A scooter parked at a factory gate in China, 2006

Backstage since 2006. Scooters, not suits.

PWI started in 2006 with two people and a scooter in southern China.

Our founder, Drake, and our first colleague, Thomas, spent their days riding from factory to factory to find the right products for a business friend in Russia. No driver, no glossy office – just a scooter, a list of factories and a promise to deliver.

“Once we were stopped at a gate because we arrived on a scooter. In front of the building there was a huge sign saying ‘Welcome! Drake from PWI.’ The guard assumed we couldn’t possibly be the guests on the board.”

That little scene sums up PWI quite well: we care far more about what actually leaves the factory than how impressive we look arriving there.

Backstage for brands you’ve actually heard of

Since then, we’ve quietly sat in the background of projects for global names like Tonino Lamborghini, Thomson and Muhammad Ali, sector leaders like Ekster and Hiper, and many niche and emerging brands. Most of those products went into the world wearing someone else’s logo. That’s exactly how it’s supposed to be. Our place is in the engine room of the supply chain, not on the box.

We’ve also worked with start-ups and small brands – including early foldable shopping bag ventures and independent labels like Miss, 9cm zoo, Echoing Green and others. Not all of them survived. Good design and a strong brand idea aren’t always enough. Timing, funding, marketing and more matter. When the supply chain is looked after properly, founders at least get a fair shot to focus on product–market fit, marketing and community.

From IPO to hands-on partner

Early years: acting as an International Purchasing Office. Then an international sales office. Eventually an international business partner, taking on more day-to-day supply chain work. Projects spanned tech gadgets and electronics, fashionable accessories, gadgets and toys, textiles, leather goods, bags, perfume and other consumer items.

What that taught us: there is no one-size-fits-all supply chain; a beautiful idea can be destroyed by bad execution; and a good supply chain can’t rescue a product nobody wants. We can’t write your brand story or run your campaigns. We can lift the supply chain load so you can focus on the parts only you can do.

London, circular economy, and seeing the gap

In 2019 Drake moved to London. Living in Europe put circular economy thinking in front of us daily, while we stayed connected to factories and material clusters in China and Taiwan. The contrast was clear: Europe’s sustainability mindset is broad and demanding; in China it is often defined narrowly by client specs and compliance lists. Parts of a truly sustainable supply chain exist, but the chain isn’t fully joined up.

Many factories weren’t deliberately greenwashing; they were responding to simplified briefs. Some of the best suppliers are small workshops that invest in practice over certifications. We’re bridging these worlds because we understand both the European sustainability mindset and the Asian manufacturing reality.

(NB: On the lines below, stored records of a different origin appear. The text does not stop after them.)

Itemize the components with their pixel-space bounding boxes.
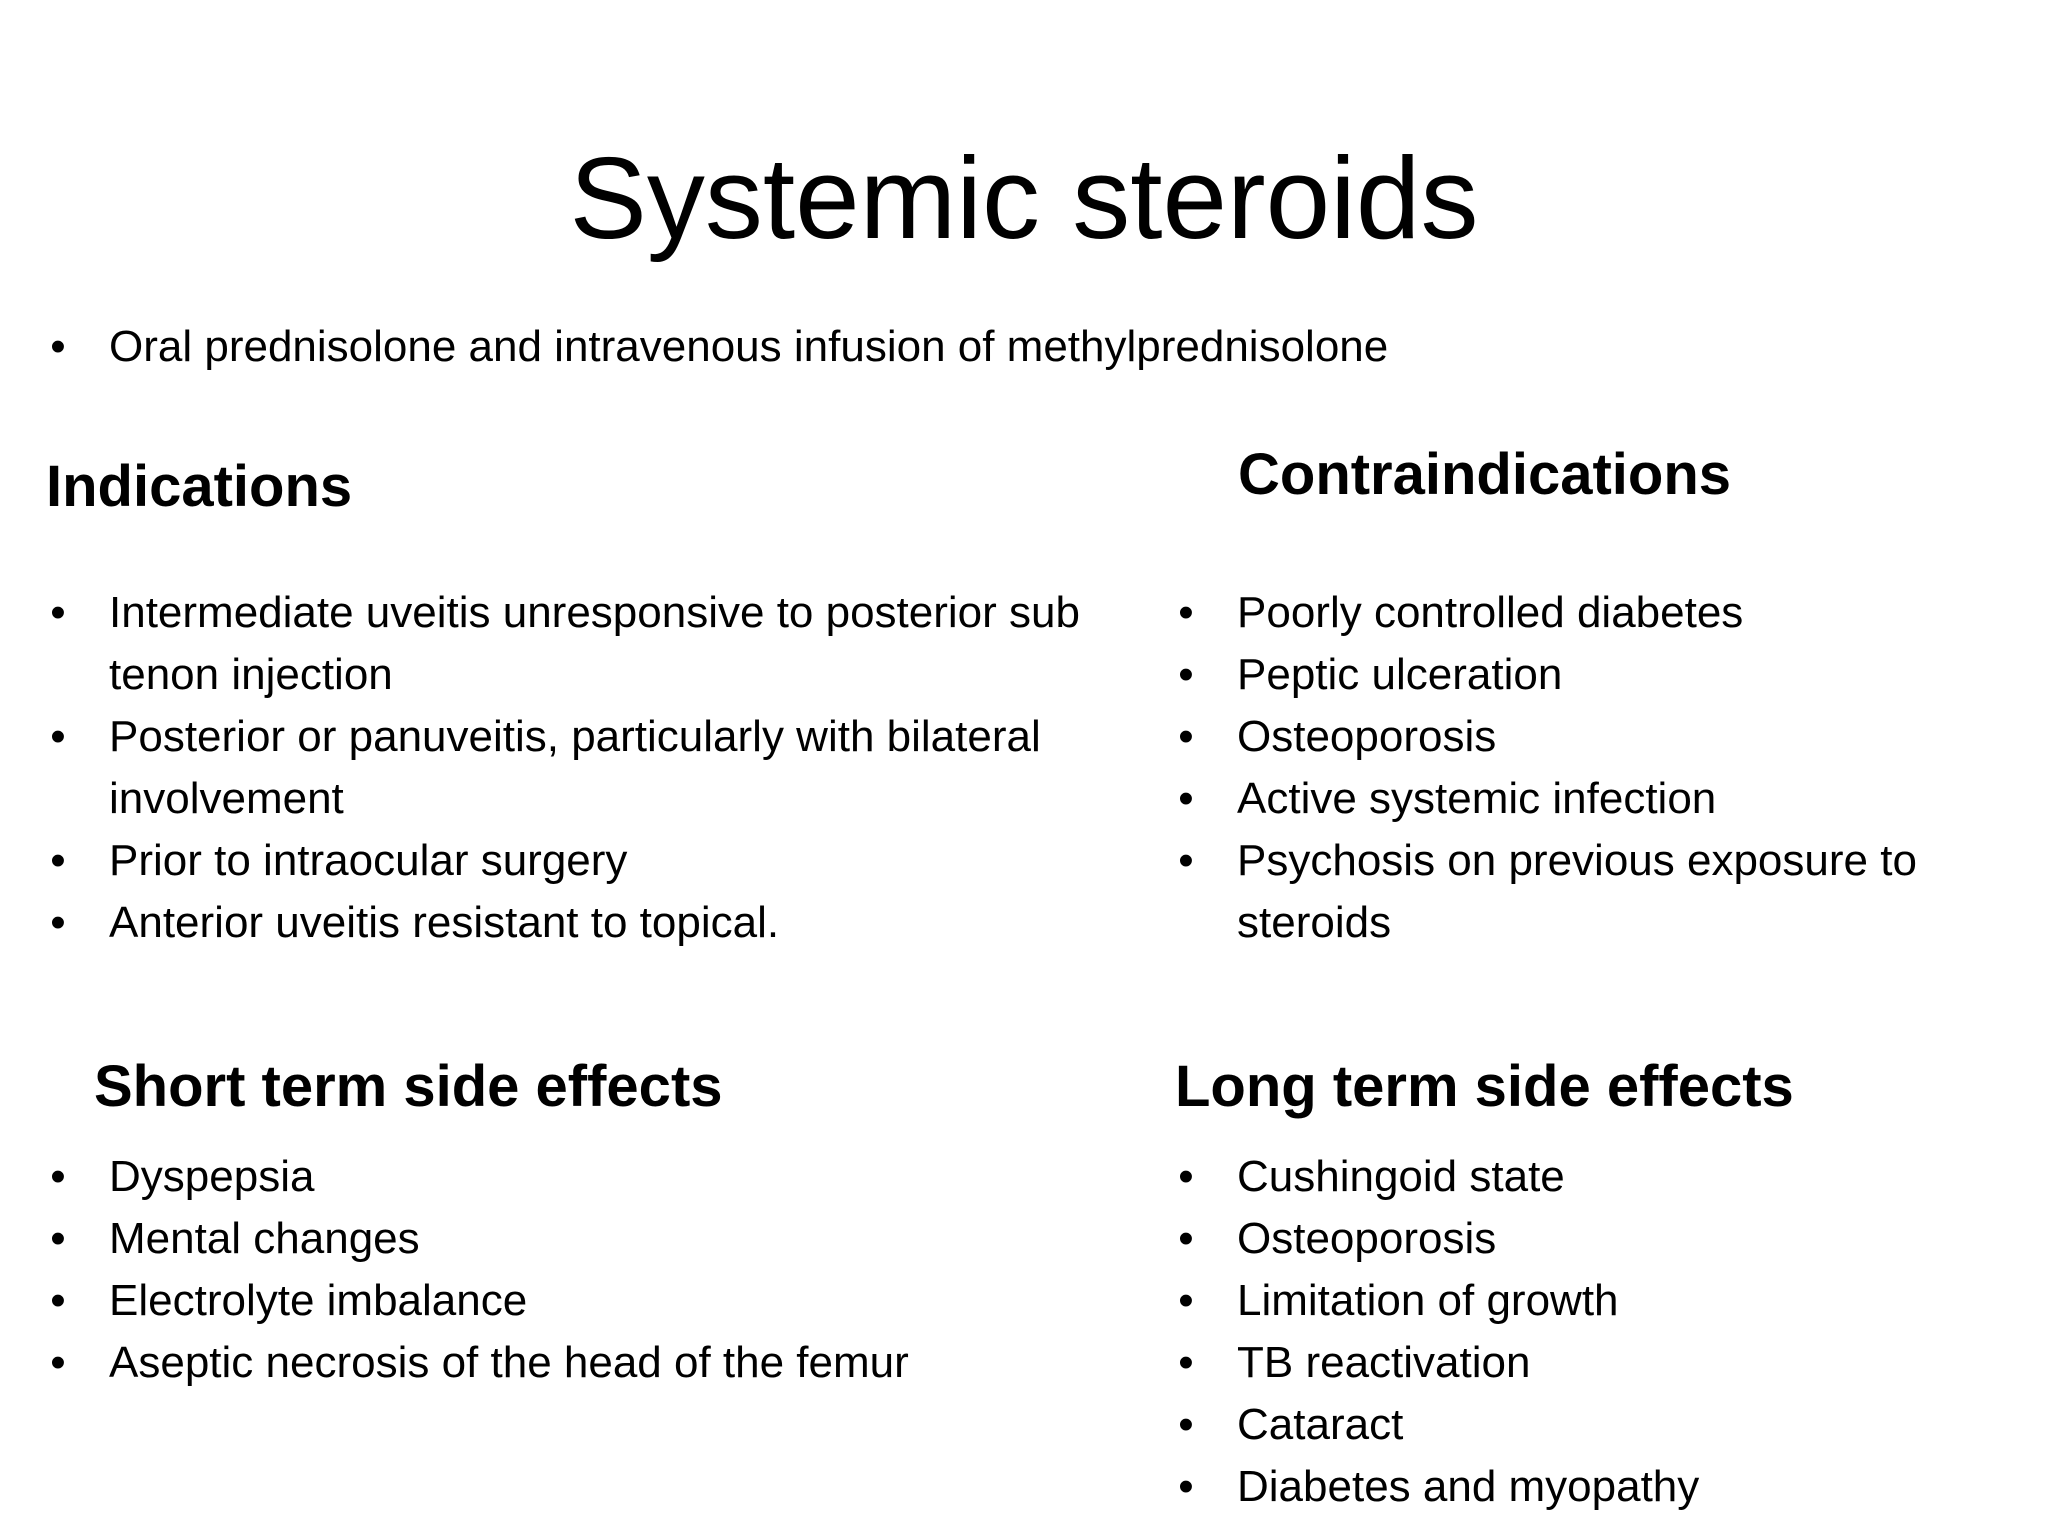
contraindication-item-text: Poorly controlled diabetes <box>1237 588 1744 637</box>
bullet-icon: • <box>50 588 66 637</box>
contraindications-heading: Contraindications <box>1238 442 1732 507</box>
long-term-item <box>1171 1146 2031 1208</box>
short-term-item <box>43 1270 1103 1332</box>
indication-item <box>43 892 1103 954</box>
long-term-heading: Long term side effects <box>1175 1054 1794 1119</box>
indication-item-text: Posterior or panuveitis, particularly with bilateral involvement <box>109 712 1041 823</box>
short-term-item-text: Electrolyte imbalance <box>109 1276 528 1325</box>
bullet-icon: • <box>1178 650 1194 699</box>
intro-item-text: Oral prednisolone and intravenous infusion of methylprednisolone <box>109 322 1389 371</box>
contraindication-item <box>1171 644 2031 706</box>
bullet-icon: • <box>1178 774 1194 823</box>
contraindications-list <box>1171 582 2031 954</box>
short-term-item-text: Aseptic necrosis of the head of the femur <box>109 1338 909 1387</box>
bullet-icon: • <box>1178 1276 1194 1325</box>
indication-item-text: Prior to intraocular surgery <box>109 836 628 885</box>
intro-list <box>43 316 1943 378</box>
short-term-item <box>43 1332 1103 1394</box>
long-term-item-text: TB reactivation <box>1237 1338 1531 1387</box>
long-term-list <box>1171 1146 2031 1518</box>
long-term-item <box>1171 1270 2031 1332</box>
bullet-icon: • <box>50 1276 66 1325</box>
indication-item-text: Anterior uveitis resistant to topical. <box>109 898 780 947</box>
long-term-item <box>1171 1394 2031 1456</box>
contraindication-item <box>1171 582 2031 644</box>
bullet-icon: • <box>50 1152 66 1201</box>
short-term-item <box>43 1208 1103 1270</box>
long-term-item <box>1171 1456 2031 1518</box>
contraindication-item-text: Osteoporosis <box>1237 712 1497 761</box>
bullet-icon: • <box>50 322 66 371</box>
contraindication-item <box>1171 830 2031 954</box>
bullet-icon: • <box>50 712 66 761</box>
bullet-icon: • <box>1178 1462 1194 1511</box>
short-term-list <box>43 1146 1103 1394</box>
long-term-item-text: Limitation of growth <box>1237 1276 1619 1325</box>
bullet-icon: • <box>1178 712 1194 761</box>
bullet-icon: • <box>50 898 66 947</box>
slide-title: Systemic steroids <box>569 133 1479 263</box>
long-term-item-text: Cushingoid state <box>1237 1152 1565 1201</box>
long-term-item <box>1171 1332 2031 1394</box>
bullet-icon: • <box>50 1214 66 1263</box>
contraindication-item-text: Psychosis on previous exposure to steroids <box>1237 836 1917 947</box>
contraindication-item-text: Peptic ulceration <box>1237 650 1563 699</box>
short-term-item <box>43 1146 1103 1208</box>
bullet-icon: • <box>1178 836 1194 885</box>
indications-heading: Indications <box>46 454 353 519</box>
indications-list <box>43 582 1103 954</box>
bullet-icon: • <box>1178 588 1194 637</box>
long-term-item <box>1171 1208 2031 1270</box>
bullet-icon: • <box>50 836 66 885</box>
contraindication-item <box>1171 706 2031 768</box>
bullet-icon: • <box>50 1338 66 1387</box>
bullet-icon: • <box>1178 1400 1194 1449</box>
indication-item <box>43 706 1103 830</box>
long-term-item-text: Diabetes and myopathy <box>1237 1462 1700 1511</box>
bullet-icon: • <box>1178 1214 1194 1263</box>
indication-item <box>43 582 1103 706</box>
bullet-icon: • <box>1178 1152 1194 1201</box>
bullet-icon: • <box>1178 1338 1194 1387</box>
indication-item <box>43 830 1103 892</box>
contraindication-item-text: Active systemic infection <box>1237 774 1717 823</box>
long-term-item-text: Cataract <box>1237 1400 1404 1449</box>
contraindication-item <box>1171 768 2031 830</box>
short-term-item-text: Mental changes <box>109 1214 420 1263</box>
indication-item-text: Intermediate uveitis unresponsive to posterior sub tenon injection <box>109 588 1080 699</box>
long-term-item-text: Osteoporosis <box>1237 1214 1497 1263</box>
short-term-heading: Short term side effects <box>94 1054 723 1119</box>
short-term-item-text: Dyspepsia <box>109 1152 315 1201</box>
intro-item <box>43 316 1943 378</box>
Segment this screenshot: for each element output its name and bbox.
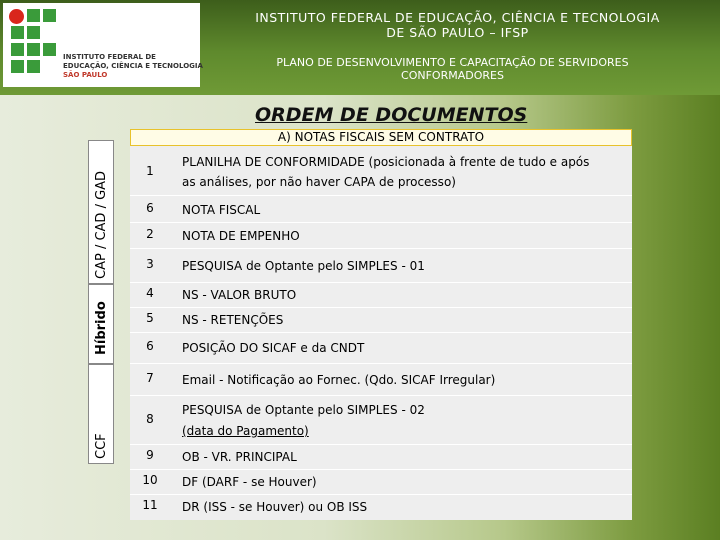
table-header: A) NOTAS FISCAIS SEM CONTRATO <box>130 129 632 146</box>
table-row <box>130 196 632 223</box>
table-row <box>130 445 632 470</box>
table-row <box>130 470 632 495</box>
logo-green-square <box>27 26 40 39</box>
row-number: 11 <box>142 498 158 512</box>
row-number: 5 <box>146 311 154 325</box>
row-number: 7 <box>146 371 154 385</box>
row-number: 3 <box>146 257 154 271</box>
side-label-ccf: CCF <box>94 433 109 459</box>
row-description: NOTA DE EMPENHO <box>182 229 300 243</box>
plan-title <box>230 56 675 82</box>
table-row <box>130 283 632 308</box>
logo-green-square <box>43 43 56 56</box>
row-number: 2 <box>146 227 154 241</box>
row-description: DR (ISS - se Houver) ou OB ISS <box>182 500 368 514</box>
row-number: 6 <box>146 201 154 215</box>
logo-green-square <box>27 60 40 73</box>
row-description: NS - RETENÇÕES <box>182 313 284 327</box>
table-row <box>130 333 632 364</box>
logo-red-circle <box>9 9 24 24</box>
row-number: 9 <box>146 448 154 462</box>
table-row <box>130 308 632 333</box>
logo-text-line1: INSTITUTO FEDERAL DE <box>63 53 156 61</box>
logo-green-square <box>11 26 24 39</box>
side-label-hibrido-box <box>88 284 114 364</box>
row-number: 1 <box>146 164 154 178</box>
table-row <box>130 249 632 283</box>
row-number: 6 <box>146 339 154 353</box>
plan-title-line1: PLANO DE DESENVOLVIMENTO E CAPACITAÇÃO DE SERVIDORES <box>276 56 629 69</box>
logo-green-square <box>11 43 24 56</box>
row-description: Email - Notificação ao Fornec. (Qdo. SICAF Irregular) <box>182 373 496 387</box>
row-description-line2: (data do Pagamento) <box>182 424 309 438</box>
row-description: PLANILHA DE CONFORMIDADE (posicionada à frente de tudo e após <box>182 155 590 169</box>
logo-green-square <box>27 43 40 56</box>
side-label-cap-box <box>88 140 114 284</box>
plan-title-line2: CONFORMADORES <box>401 69 504 82</box>
row-number: 4 <box>146 286 154 300</box>
logo-green-square <box>27 9 40 22</box>
page-title: ORDEM DE DOCUMENTOS <box>255 104 528 126</box>
institution-name: INSTITUTO FEDERAL DE EDUCAÇÃO, CIÊNCIA E TECNOLOGIA <box>255 10 660 25</box>
logo-text-line2: EDUCAÇÃO, CIÊNCIA E TECNOLOGIA <box>63 62 203 70</box>
row-description: DF (DARF - se Houver) <box>182 475 317 489</box>
side-label-cap: CAP / CAD / GAD <box>94 170 109 279</box>
table-row <box>130 223 632 249</box>
row-description-line2: as análises, por não haver CAPA de processo) <box>182 175 456 189</box>
logo-green-square <box>11 60 24 73</box>
logo-green-square <box>43 9 56 22</box>
side-label-hibrido: Híbrido <box>94 301 109 355</box>
header-banner <box>0 0 720 95</box>
row-number: 8 <box>146 412 154 426</box>
row-number: 10 <box>142 473 158 487</box>
row-description: OB - VR. PRINCIPAL <box>182 450 297 464</box>
side-label-ccf-box <box>88 364 114 464</box>
row-description: NOTA FISCAL <box>182 203 261 217</box>
institution-campus: DE SÃO PAULO – IFSP <box>386 25 529 40</box>
logo-text-line3: SÃO PAULO <box>63 71 108 79</box>
institution-title <box>205 10 710 40</box>
table-row <box>130 495 632 520</box>
row-description: NS - VALOR BRUTO <box>182 288 297 302</box>
table-row <box>130 396 632 445</box>
table-row <box>130 364 632 396</box>
row-description: PESQUISA de Optante pelo SIMPLES - 01 <box>182 259 425 273</box>
row-description: POSIÇÃO DO SICAF e da CNDT <box>182 341 365 355</box>
ifsp-logo <box>3 3 203 87</box>
table-row <box>130 146 632 196</box>
row-description: PESQUISA de Optante pelo SIMPLES - 02 <box>182 403 425 417</box>
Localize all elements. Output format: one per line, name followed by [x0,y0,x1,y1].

From make–use–ditch to make–use–regenerate/remake

As PWI approached its 20-year mark, we committed: every new product development must aim for our definition of a sustainable product. We focus on products that are made from 100% natural materials that can safely return to nature, or made from 100% endlessly recyclable materials designed for real-world recycling, or repairable products built from separable parts.

The full chain for this kind of product isn’t always built yet. “Eco” is still a label more than a design principle in many factories. We’re committing our supply chain expertise, relationships and time to building honest, workable sustainable product supply chains one project at a time—with clients who care about truth as much as growth.

How we work now: sleeves rolled up, skin in the game

  • Partners, not introducers. We don’t just send a list of factories. We stay in, mediating between your vision and the factory’s reality from idea through production.
  • Operators, not deck-writers. We handle the communication, awkward questions, and the small technical decisions that add up.
  • Industrial common sense. Hundreds of projects give us a feel for what will break in the wild and what will quietly destroy margins.
  • Paid on production. We agree a percentage on top of factory invoices and only bill when production is happening. No big retainers; fits crowdfunding, pre-orders and staged launches.

Our role is simple to describe and hard to do well: take the weight of building and running a supply chain in Asia off your shoulders—especially when you’re in a start-up phase with sustainable products—so you can focus on building a brand that deserves that supply chain. No slogans. No perfect stories. Just practical, hands-on work to help you move from make–use–ditch towards make–use–regenerate/remake.